Do you use a hammer to drive a screw?
I feel like most of the complaints about AI are from people who fit into one of two categories.
1. they expect AI to be this end of all solutions that just magically does everything right, every time.
2. they have disdain for AI and are looking for any reason that validates their beliefs.
Neither of these groups are completely wrong. There are certain leaders pushing the idea that AI will just replace people. So, some people just naturally assume that AI is ready to do that. Those who are, at best, cautious of AI are not wrong either. In part, because of the later pushing the AI will replace people--and in part because its not perfect. But they also have an imcomplete, or perhaps, immature perspective.

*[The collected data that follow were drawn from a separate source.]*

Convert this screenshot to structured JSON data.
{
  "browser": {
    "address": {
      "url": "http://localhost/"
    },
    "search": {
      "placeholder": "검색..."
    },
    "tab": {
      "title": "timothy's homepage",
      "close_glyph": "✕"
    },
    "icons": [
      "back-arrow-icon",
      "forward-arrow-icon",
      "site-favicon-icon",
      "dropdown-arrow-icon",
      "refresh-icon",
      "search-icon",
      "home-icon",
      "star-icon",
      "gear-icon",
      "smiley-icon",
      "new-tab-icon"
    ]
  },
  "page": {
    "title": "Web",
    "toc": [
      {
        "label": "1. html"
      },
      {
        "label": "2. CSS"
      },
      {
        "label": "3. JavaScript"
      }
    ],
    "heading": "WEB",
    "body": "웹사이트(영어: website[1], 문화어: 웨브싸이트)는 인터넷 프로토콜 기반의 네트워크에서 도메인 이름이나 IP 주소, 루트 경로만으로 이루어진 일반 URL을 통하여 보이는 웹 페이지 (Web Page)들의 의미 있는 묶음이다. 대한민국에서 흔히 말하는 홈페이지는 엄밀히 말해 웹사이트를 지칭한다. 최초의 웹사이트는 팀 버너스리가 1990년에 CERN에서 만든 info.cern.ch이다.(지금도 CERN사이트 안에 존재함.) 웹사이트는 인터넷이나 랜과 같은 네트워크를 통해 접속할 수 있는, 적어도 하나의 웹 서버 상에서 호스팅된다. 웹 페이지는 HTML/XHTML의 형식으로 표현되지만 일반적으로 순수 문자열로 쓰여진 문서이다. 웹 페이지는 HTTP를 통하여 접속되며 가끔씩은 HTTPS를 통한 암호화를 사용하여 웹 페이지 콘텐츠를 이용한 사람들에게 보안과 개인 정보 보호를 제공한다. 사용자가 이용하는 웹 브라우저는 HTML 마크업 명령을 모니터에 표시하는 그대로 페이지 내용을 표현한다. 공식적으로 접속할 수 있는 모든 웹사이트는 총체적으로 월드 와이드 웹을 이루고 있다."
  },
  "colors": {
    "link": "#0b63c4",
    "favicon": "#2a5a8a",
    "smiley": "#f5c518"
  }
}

Like any tool, AI works well when you use it correctly. We don't use a hammer to drive a screw. Well, you can. The results will not be what you want. And that is exactly my point. You need to understand and learn what is good practices when using AI and when you need to use a different tool.
For me, I have found that using an iterative approach between myself and AI to build a spec, which then leads my AI agent to create a plan, produces some pretty nice results. Iterations are creating or editing a spec (used markdown since AI works great with markdown), asking agents to create responses (again as markdown) and repeating. I feel one of the key points to being successful is stepping away from the AI agent prompting and look to the problem and solution more holisitically. This is akin to the old design days of lengthy meetings and whiteboard sessions, but instead of a team of people, I am using an agent. Funny how tech repeats itself, huh?

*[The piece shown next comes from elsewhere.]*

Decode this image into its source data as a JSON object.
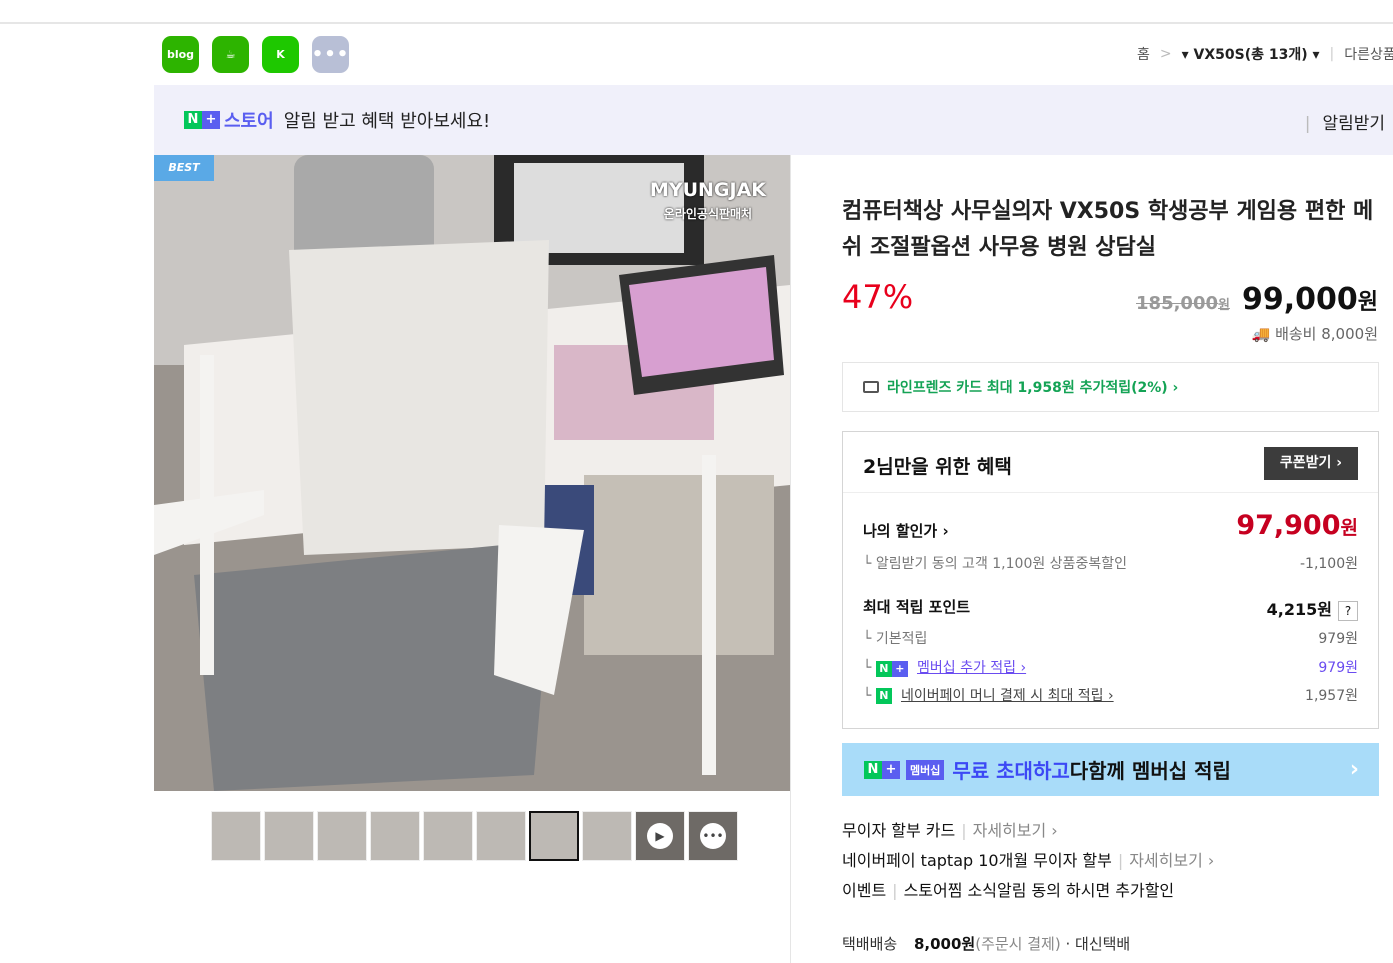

I created a project for the sole purpose of testing this approach. The Stonkinator (or Stonks for short) is an application/service that uses AI to produce investment analysis for the purpose of educating oneself about technical analysis of stock trends. I started the iterations with the idea, describing it for myself in a markdown file. Then I asked my AI agent to assess, provide feedback in the form of solutions, risk analysis and options. I repeated this process twice. From that, I created the POC spec which ultimately created a POC solution (aka the code). Continuing the cycle, I repeated analysis, spec writing until I created an MVP.
It worked out great but I also do not want to paint a completely rosey picture either. I had to manually edit some code once I realized I missed a couple of things during the spec writing. I had to give my AI agents additional instructions for clarifying changes or improvements after realizing I missed a few things. But, is that really any different than how development works today (without AI)? I think any reasonable person would be hard pressed to say no.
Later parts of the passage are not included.